One-click Hadoop WordCount on Eucalyptus FutureGrid

I. Introduction

This tutorial shows how to run a one-click Hadoop WordCount job on the Eucalyptus platform of FutureGrid.

II. Prerequisite

1. FutureGrid HPC account: please apply via FutureGrid portal and request a HPC account.
2. FutureGrid Eucalyptus account: please see FutureGrid Eucalyptus Tutorial for detailed instructions.
3. FutureGrid Eucalyptus credentials zip file (euca2-[username]-x509.zip) stored under user's home directory
4. Key pair created and added for use with Eucalyptus virtual machines

The following sections assume a user has created both an HPC account and a Eucalpytus account under the username of gaoxm.

III. Login to india.futuregrid.org

[gaoxm@129-79-49-98 ~]$ ssh -i .ssh/id_rsa_fg india.futuregrid.org                      
Enter passphrase for key '.ssh/id_rsa_fg':
Last login: Sat May  5 02:17:33 2012 from c-71-194-153-252.hsd1.in.comcast.net
...
torque/2.5.5 version 2.5.5 loaded
moab version 5.4.0 loaded
euca2ools version 1.2 loaded
[gaoxm@i136 ~]$ cd eucalyptus/
[gaoxm@i136 eucalyptus]$ ls
cloud-cert.pem                 euca2-gaoxm-d108375b-pk.pem  eucarc         hosts        nodes
euca2-gaoxm-d108375b-cert.pem  euca2-gaoxm-x509.zip         gaoxm.private  jssecacerts  tmp.out


IV. Download and unzip the “hadoopOneClick.zip” package

[gaoxm@i136 test]$ wget http://mypage.iu.edu/~gao4/data/hadoopOneClick.zip
...
[gaoxm@i136 test]$ ls
hadoopOneClick.zip
[gaoxm@i136 test]$ unzip hadoopOneClick.zip


V. Run hadoop-one-click.sh

[gaoxm@i136 test]$ cd hadoopOneClick
[gaoxm@i136 hadoopOneClick]$ ls
deploy-hadoop.sh     instanceIds.txt  publicIps.txt            stop-hadoop.sh
hadoop-one-click.sh  ipHosts.txt      run-hadoop-wordcount.sh  terminate-instances.sh
hosts                nodes.txt        start-instances.sh
[gaoxm@i136 hadoopOneClick]$ chmod +x *.sh
[gaoxm@i136 hadoopOneClick]$ ./hadoop-one-click.sh -n 2 -t m1.small -i emi-D778156D -k gaoxm -p ~/eucalyptus/gaoxm.private -l http://mypage.iu.edu/~gao4/data/grexp10.txt -s http://salsahpc.indiana.edu/tutorial/apps/hadoop-0.20.203.0-for-EucaVm.tar.gz


This will run a MapReduce word-count job on a dynamically created virtual Hadoop cluster on FutureGrid.
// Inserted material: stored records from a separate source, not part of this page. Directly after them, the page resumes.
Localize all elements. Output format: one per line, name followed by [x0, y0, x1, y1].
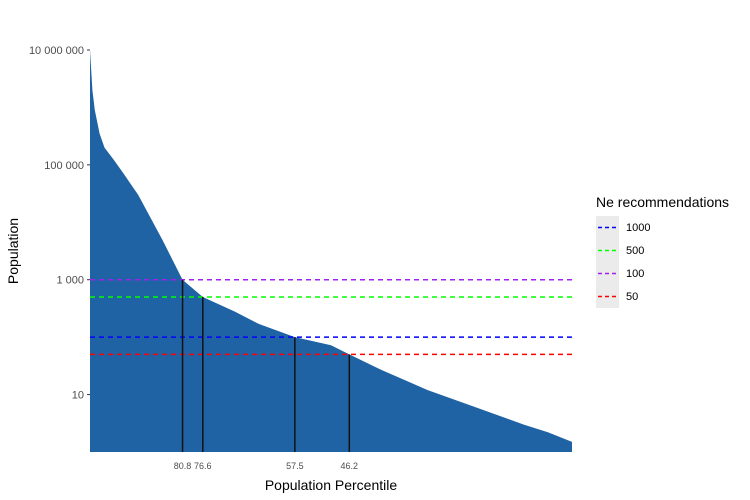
- legend-label-100: 100: [626, 268, 644, 280]
- percentile-label-57.5: 57.5: [286, 461, 304, 471]
- y-tick-label: 1 000: [56, 275, 84, 287]
- y-tick-label: 10 000 000: [29, 45, 84, 57]
- y-tick-label: 100 000: [44, 160, 84, 172]
- legend-label-50: 50: [626, 291, 638, 303]
- percentile-label-80.8: 80.8: [174, 461, 192, 471]
- percentile-label-76.6: 76.6: [194, 461, 212, 471]
- population-area: [90, 50, 572, 452]
- percentile-marker-lines: 80.8 76.6 57.5 46.2: [174, 279, 359, 471]
- legend-label-1000: 1000: [626, 222, 650, 234]
- legend-title: Ne recommendations: [596, 194, 729, 210]
- legend: Ne recommendations 1000 500 100 50: [596, 194, 729, 308]
- axes: 10 1 000 100 000 10 000 000: [29, 45, 90, 402]
- legend-label-500: 500: [626, 245, 644, 257]
- percentile-label-46.2: 46.2: [341, 461, 359, 471]
- x-axis-title: Population Percentile: [265, 477, 398, 493]
- y-tick-label: 10: [72, 390, 84, 402]
- y-axis-title: Population: [5, 218, 21, 284]
- population-area-layer: [90, 50, 572, 452]
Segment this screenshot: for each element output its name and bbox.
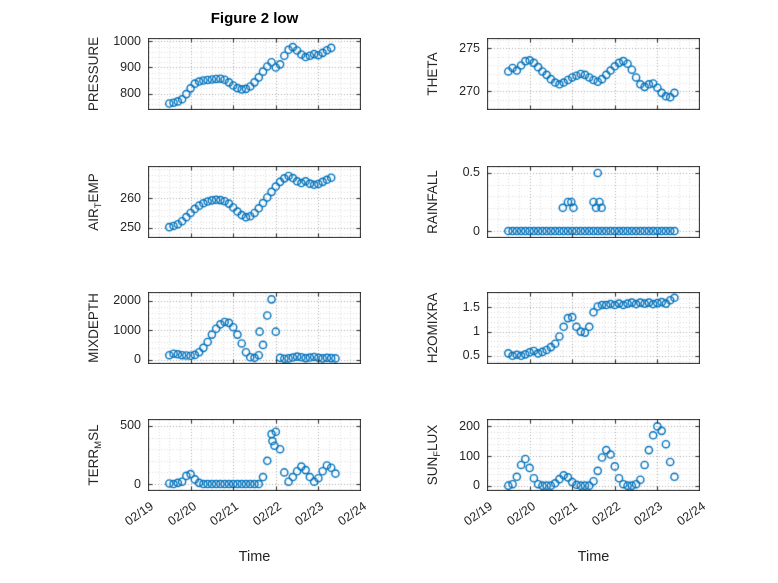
y-axis-label-rainfall: RAINFALL: [424, 142, 442, 262]
subplot-air-temp: 250 260 AIRTEMP: [86, 166, 361, 238]
y-tick-label: 0: [473, 478, 480, 493]
y-axis-label-text: TERR: [86, 448, 101, 486]
subplot-terr-msl: 0 500 TERRMSL 02/19 02/20 02/21 02/22 02/23 02/2…: [86, 418, 369, 528]
subplot-mixdepth: 0 1000 2000 MIXDEPTH: [86, 292, 361, 366]
y-tick-label: 1: [473, 324, 480, 339]
y-tick-label: 0.5: [462, 165, 480, 180]
plot-area-terr-msl: [148, 419, 361, 491]
y-axis-label-text: RAINFALL: [425, 170, 440, 234]
x-tick-label: 02/21: [546, 499, 581, 529]
subplot-pressure: 800 900 1000 PRESSURE: [86, 34, 361, 111]
y-tick-label: 900: [120, 59, 141, 74]
y-axis-label-sun-flux: SUNFLUX: [424, 395, 443, 515]
y-tick-label: 2000: [113, 293, 141, 308]
y-axis-label-h2omixra: H2OMIXRA: [424, 268, 442, 388]
y-axis-label-pressure: PRESSURE: [85, 14, 103, 134]
figure-title: Figure 2 low: [210, 10, 299, 27]
plot-area-pressure: [148, 38, 361, 110]
y-axis-label-air-temp: AIRTEMP: [85, 142, 104, 262]
plot-area-mixdepth: [148, 292, 361, 364]
y-tick-label: 500: [120, 418, 141, 433]
plot-area-sun-flux: [487, 419, 700, 491]
x-tick-label: 02/24: [335, 499, 370, 529]
y-tick-label: 200: [459, 418, 480, 433]
y-axis-label-subscript: F: [432, 450, 443, 457]
x-tick-label: 02/20: [164, 499, 199, 529]
y-axis-label-text: THETA: [425, 52, 440, 96]
y-tick-label: 1000: [113, 322, 141, 337]
x-axis-label-left: Time: [238, 549, 271, 565]
subplot-sun-flux: 0 100 200 SUNFLUX 02/19 02/20 02/21 02/22 02/23 0…: [425, 419, 708, 528]
y-tick-label: 100: [459, 448, 480, 463]
x-tick-label: 02/19: [461, 499, 496, 529]
y-tick-label: 1000: [113, 33, 141, 48]
y-axis-label-text: AIR: [86, 208, 101, 231]
subplot-theta: 270 275 THETA: [425, 38, 700, 110]
x-axis-label-right: Time: [577, 549, 610, 565]
y-tick-label: 250: [120, 220, 141, 235]
x-tick-label: 02/20: [503, 499, 538, 529]
y-axis-label-text: PRESSURE: [86, 36, 101, 112]
x-tick-label: 02/19: [122, 499, 157, 529]
y-tick-label: 0: [134, 352, 141, 367]
y-tick-label: 0: [134, 476, 141, 491]
x-tick-label: 02/23: [631, 499, 666, 529]
y-tick-label: 260: [120, 190, 141, 205]
x-tick-label: 02/23: [292, 499, 327, 529]
plot-area-h2omixra: [487, 292, 700, 364]
x-tick-label: 02/24: [674, 499, 709, 529]
y-axis-label-text: EMP: [86, 173, 101, 203]
y-tick-label: 270: [459, 83, 480, 98]
x-tick-label: 02/22: [250, 499, 284, 529]
x-tick-label: 02/22: [589, 499, 623, 529]
subplot-h2omixra: 0.5 1 1.5 H2OMIXRA: [425, 292, 700, 364]
y-axis-label-terr-msl: TERRMSL: [85, 395, 104, 515]
y-axis-label-subscript: M: [93, 440, 104, 449]
plot-area-rainfall: [487, 166, 700, 238]
x-tick-label: 02/21: [207, 499, 242, 529]
y-tick-label: 0.5: [462, 348, 480, 363]
subplot-rainfall: 0 0.5 RAINFALL: [425, 165, 700, 238]
y-tick-label: 275: [459, 40, 480, 55]
y-axis-label-text: MIXDEPTH: [86, 293, 101, 363]
plot-area-theta: [487, 38, 700, 110]
y-tick-label: 1.5: [462, 299, 480, 314]
y-axis-label-subscript: T: [93, 202, 104, 209]
plot-area-air-temp: [148, 166, 361, 238]
y-axis-label-mixdepth: MIXDEPTH: [85, 268, 103, 388]
y-axis-label-theta: THETA: [424, 14, 442, 134]
y-axis-label-text: SUN: [425, 456, 440, 486]
y-axis-label-text: LUX: [425, 424, 440, 451]
y-axis-label-text: H2OMIXRA: [425, 292, 440, 364]
y-axis-label-text: SL: [86, 424, 101, 441]
y-tick-label: 0: [473, 223, 480, 238]
y-tick-label: 800: [120, 86, 141, 101]
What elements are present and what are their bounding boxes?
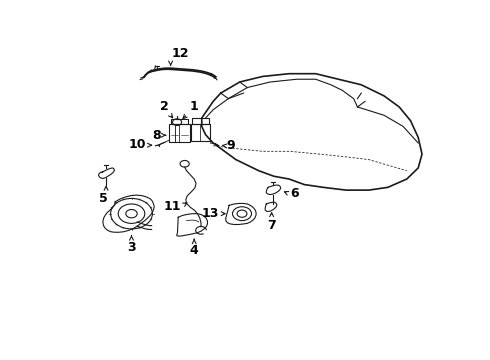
Bar xyxy=(191,124,210,141)
Text: 8: 8 xyxy=(152,129,161,142)
Text: 4: 4 xyxy=(190,244,198,257)
Text: 9: 9 xyxy=(227,139,236,152)
Text: 11: 11 xyxy=(163,200,181,213)
Text: 3: 3 xyxy=(127,240,136,253)
Text: 10: 10 xyxy=(129,138,147,151)
Text: 2: 2 xyxy=(160,100,169,113)
Text: 13: 13 xyxy=(201,207,219,220)
Text: 6: 6 xyxy=(290,188,298,201)
Bar xyxy=(192,118,209,124)
Text: 5: 5 xyxy=(99,192,108,205)
Text: 1: 1 xyxy=(189,100,198,113)
Bar xyxy=(171,118,188,123)
Text: 12: 12 xyxy=(172,48,189,60)
Text: 7: 7 xyxy=(267,219,276,232)
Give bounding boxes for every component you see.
The user needs to replace the –k and –p parameter values with his/her key-pair name and private key path. For detailed usage information, try

[gaoxm@i136 hadoopOneClick]$ ./hadoop-one-click.sh -h

VI. Verify output

[gaoxm@i136 hadoopOneClick]$ ls outputs/
_logs  part-r-00000  _SUCCESS
[gaoxm@i136 hadoopOneClick]$ vim outputs/part-r-00000


VII. Extensions

To run other MapReduce jobs, replace run-hadoop-wordcount.sh with new scripts, and change hadoop-one-click.sh to call the corresponding scripts.